The “suitable business to protect livelihood” law aims to safeguard small and medium sized businesses from large corporations that try to gulp up any money-making ventures that prove profitable.
In the past, the Korean Commission for Corporate Partnership was tapped to mediate the relationship between SMEs and corporations, but SMEs always ended up with the short end of the stick.
According to the KBIZ Korea Federation of SMEs, the number of subsidiaries owned by large conglomerates increased by 477 between 2009 and 2014.
Of the total, 387 firms or 81.1 percent ventured into business sectors formerly falling under the domain of small and medium enterprises.
Currently, a total of 73 business categories (54 categories in manufacturing and 19 categories in services) are off-limits to large businesses.
Of the total, 47 categories will see an end to the immunity they currently enjoy against predatorial corporations within the first half of this year.
The new law will allow small and medium businesses to ask the Minister of SMEs and Startups to apply for a designation on business-specific sectors that would limit access to their conglomerate rivals.
The validity of the protection, according to law, will last five years.
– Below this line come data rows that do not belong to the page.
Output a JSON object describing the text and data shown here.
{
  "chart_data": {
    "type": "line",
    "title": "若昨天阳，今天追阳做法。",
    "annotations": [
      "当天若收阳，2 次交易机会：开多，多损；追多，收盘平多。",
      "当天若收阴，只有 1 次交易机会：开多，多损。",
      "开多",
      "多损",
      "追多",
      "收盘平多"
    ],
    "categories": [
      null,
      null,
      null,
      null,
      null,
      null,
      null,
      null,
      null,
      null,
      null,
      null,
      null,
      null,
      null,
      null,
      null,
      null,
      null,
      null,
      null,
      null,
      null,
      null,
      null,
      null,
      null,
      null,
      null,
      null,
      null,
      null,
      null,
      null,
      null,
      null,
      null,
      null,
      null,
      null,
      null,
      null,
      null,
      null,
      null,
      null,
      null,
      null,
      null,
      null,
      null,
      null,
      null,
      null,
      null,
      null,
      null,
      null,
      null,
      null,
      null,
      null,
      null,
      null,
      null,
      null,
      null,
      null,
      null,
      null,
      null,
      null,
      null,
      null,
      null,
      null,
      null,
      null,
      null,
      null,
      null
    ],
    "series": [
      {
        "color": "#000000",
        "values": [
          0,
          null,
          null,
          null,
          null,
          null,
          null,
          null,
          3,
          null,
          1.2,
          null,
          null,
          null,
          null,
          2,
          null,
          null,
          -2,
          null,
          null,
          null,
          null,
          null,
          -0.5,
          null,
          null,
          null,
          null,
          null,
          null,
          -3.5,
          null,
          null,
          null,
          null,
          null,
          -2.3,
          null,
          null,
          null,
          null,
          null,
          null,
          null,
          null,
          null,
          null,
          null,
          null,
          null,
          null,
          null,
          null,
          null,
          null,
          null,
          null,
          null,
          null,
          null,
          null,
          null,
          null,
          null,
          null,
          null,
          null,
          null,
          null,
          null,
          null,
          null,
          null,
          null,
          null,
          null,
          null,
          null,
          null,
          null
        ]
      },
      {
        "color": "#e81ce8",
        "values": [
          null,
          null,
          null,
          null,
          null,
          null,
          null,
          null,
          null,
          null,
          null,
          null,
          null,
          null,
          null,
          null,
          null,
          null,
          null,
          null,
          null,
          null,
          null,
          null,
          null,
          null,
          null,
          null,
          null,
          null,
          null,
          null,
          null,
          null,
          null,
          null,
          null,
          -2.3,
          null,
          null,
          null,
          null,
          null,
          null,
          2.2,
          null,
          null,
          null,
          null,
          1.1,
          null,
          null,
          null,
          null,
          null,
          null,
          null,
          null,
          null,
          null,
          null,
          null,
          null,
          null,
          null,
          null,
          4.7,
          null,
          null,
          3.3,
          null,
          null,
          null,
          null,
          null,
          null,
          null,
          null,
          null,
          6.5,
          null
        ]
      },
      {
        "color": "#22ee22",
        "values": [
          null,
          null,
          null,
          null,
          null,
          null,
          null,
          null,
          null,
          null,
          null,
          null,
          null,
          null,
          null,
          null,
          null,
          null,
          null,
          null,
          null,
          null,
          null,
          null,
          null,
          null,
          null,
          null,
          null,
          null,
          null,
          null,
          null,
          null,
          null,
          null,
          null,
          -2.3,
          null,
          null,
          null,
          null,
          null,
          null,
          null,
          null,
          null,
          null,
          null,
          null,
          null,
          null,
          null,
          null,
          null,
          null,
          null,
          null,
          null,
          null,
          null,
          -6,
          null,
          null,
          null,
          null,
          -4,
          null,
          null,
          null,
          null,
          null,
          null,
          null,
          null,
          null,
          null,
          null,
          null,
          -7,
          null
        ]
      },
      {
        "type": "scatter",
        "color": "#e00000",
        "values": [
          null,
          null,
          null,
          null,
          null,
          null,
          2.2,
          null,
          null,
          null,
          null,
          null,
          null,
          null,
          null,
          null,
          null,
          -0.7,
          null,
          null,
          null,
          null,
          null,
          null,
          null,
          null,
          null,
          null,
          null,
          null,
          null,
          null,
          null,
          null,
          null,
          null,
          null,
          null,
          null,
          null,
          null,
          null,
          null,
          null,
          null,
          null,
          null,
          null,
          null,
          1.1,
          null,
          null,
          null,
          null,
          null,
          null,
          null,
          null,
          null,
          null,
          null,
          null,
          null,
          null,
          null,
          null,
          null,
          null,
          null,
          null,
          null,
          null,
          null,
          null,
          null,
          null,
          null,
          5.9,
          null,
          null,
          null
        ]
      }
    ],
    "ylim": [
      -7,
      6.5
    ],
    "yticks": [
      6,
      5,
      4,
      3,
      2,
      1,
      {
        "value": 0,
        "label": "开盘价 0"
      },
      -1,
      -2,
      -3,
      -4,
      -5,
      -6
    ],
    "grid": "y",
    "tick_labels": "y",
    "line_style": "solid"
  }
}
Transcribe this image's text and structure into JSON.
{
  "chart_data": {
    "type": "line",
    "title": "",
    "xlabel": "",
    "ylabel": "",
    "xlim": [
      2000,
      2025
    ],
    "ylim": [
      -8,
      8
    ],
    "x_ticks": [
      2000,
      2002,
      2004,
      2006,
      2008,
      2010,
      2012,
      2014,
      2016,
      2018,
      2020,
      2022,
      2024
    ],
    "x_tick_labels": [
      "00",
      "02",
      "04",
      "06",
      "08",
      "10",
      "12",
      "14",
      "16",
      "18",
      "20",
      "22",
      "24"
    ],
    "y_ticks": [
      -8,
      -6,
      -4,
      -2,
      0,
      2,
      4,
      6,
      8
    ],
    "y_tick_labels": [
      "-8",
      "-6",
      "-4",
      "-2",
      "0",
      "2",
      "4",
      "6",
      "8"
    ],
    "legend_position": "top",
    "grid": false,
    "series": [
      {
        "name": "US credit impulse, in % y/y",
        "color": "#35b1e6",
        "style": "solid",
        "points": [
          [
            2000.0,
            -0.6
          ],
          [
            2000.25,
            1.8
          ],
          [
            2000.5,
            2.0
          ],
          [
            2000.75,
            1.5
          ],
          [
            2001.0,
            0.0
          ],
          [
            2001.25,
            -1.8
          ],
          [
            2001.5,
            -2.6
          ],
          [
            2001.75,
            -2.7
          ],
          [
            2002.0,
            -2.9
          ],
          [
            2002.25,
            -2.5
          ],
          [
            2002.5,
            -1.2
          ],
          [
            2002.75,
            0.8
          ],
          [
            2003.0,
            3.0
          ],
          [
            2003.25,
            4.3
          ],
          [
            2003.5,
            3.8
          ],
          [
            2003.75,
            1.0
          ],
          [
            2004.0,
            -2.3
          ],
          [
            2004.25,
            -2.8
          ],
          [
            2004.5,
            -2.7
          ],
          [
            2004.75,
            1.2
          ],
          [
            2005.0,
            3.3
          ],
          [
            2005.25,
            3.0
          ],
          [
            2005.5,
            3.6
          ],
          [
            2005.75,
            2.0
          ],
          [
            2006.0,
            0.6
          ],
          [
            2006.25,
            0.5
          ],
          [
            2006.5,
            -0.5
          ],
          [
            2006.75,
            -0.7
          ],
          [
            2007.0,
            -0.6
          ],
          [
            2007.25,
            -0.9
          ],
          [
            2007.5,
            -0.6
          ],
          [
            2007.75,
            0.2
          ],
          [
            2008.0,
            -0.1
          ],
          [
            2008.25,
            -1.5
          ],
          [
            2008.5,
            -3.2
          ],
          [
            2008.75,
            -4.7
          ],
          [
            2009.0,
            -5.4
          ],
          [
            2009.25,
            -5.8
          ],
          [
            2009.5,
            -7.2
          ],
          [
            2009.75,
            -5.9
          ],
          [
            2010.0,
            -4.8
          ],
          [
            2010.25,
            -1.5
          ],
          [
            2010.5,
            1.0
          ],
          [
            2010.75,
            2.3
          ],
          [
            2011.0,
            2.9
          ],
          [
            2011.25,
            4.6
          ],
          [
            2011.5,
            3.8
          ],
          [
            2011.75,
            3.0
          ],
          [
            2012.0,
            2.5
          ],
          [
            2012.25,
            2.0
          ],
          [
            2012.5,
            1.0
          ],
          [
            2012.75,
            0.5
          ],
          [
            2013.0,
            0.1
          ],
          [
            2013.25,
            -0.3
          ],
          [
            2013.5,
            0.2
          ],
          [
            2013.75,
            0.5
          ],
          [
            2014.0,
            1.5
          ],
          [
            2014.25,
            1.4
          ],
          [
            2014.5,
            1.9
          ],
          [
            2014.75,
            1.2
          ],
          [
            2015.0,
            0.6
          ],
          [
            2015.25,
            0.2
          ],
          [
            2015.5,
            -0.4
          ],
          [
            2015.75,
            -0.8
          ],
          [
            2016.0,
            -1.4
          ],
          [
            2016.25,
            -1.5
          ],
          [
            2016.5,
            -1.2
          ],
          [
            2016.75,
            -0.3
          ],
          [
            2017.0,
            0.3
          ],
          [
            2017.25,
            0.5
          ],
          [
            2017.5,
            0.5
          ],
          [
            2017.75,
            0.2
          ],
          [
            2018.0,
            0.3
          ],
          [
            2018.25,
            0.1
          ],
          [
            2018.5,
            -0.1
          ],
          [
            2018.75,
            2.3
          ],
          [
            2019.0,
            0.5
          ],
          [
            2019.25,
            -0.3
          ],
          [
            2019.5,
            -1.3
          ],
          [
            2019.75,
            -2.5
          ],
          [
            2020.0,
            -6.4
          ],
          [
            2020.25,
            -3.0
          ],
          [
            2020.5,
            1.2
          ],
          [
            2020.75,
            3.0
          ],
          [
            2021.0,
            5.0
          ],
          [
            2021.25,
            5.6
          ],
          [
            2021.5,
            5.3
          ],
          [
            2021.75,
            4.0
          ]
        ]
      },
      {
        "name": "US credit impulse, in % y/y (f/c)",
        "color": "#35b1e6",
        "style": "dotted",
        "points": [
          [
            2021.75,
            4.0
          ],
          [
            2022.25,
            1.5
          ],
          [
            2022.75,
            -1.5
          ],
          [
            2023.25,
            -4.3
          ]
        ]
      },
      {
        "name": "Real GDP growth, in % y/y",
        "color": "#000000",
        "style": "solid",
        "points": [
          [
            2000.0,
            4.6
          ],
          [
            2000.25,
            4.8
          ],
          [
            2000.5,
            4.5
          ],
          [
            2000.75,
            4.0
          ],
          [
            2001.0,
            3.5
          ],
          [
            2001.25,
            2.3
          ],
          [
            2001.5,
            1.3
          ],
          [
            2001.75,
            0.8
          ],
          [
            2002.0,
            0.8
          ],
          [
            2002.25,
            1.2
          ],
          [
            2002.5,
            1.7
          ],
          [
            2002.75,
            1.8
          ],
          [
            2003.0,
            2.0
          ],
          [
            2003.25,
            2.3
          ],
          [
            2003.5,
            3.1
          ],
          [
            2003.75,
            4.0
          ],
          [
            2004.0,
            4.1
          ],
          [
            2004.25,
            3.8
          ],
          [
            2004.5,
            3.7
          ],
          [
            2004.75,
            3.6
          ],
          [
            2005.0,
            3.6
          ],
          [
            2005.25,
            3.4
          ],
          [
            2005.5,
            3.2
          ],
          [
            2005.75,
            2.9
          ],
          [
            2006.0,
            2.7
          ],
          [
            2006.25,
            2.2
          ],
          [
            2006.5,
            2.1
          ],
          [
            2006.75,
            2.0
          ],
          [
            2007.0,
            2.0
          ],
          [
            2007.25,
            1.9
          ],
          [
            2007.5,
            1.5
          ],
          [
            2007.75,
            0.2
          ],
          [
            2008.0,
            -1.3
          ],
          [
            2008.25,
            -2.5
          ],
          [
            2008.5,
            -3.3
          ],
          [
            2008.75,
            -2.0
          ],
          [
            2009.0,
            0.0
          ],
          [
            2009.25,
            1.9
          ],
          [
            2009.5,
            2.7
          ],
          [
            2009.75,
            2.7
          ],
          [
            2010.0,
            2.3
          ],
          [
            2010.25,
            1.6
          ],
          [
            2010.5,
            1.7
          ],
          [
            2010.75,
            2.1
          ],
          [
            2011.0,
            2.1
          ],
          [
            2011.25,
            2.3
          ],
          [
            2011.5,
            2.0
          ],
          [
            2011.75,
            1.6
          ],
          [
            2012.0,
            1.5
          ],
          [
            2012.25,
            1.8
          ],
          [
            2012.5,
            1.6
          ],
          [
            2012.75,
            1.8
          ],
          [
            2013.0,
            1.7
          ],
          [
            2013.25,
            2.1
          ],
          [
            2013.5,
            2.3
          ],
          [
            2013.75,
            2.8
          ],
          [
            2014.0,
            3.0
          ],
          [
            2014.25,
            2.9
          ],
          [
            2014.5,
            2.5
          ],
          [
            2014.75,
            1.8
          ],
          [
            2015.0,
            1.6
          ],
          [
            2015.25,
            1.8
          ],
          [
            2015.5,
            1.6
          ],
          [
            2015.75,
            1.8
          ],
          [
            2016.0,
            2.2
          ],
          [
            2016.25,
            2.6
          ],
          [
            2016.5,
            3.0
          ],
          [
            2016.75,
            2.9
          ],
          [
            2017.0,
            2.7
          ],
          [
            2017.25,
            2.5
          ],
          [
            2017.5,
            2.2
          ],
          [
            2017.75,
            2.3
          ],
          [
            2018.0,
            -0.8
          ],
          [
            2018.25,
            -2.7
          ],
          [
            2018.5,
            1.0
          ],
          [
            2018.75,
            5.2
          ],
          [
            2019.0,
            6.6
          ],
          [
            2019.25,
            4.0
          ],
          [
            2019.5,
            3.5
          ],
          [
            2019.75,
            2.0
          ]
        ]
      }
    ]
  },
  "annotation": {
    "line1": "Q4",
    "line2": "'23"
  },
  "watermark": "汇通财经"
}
But this could also mean trouble for large corporations that are already actively participating in business areas that may become inaccessible when the law comes into effect.
The Ministry of SMEs says that it will cooperate closely with other related government agencies so that the new system operates smoothly in its early stages.
An official at the ministry explained that despite the new law, SMEs and large corporations should try to come to an agreement on their own.
“The law will aim to protect the business areas that will be vulnerable to large corporations once the restrictions are lifted,” said the official.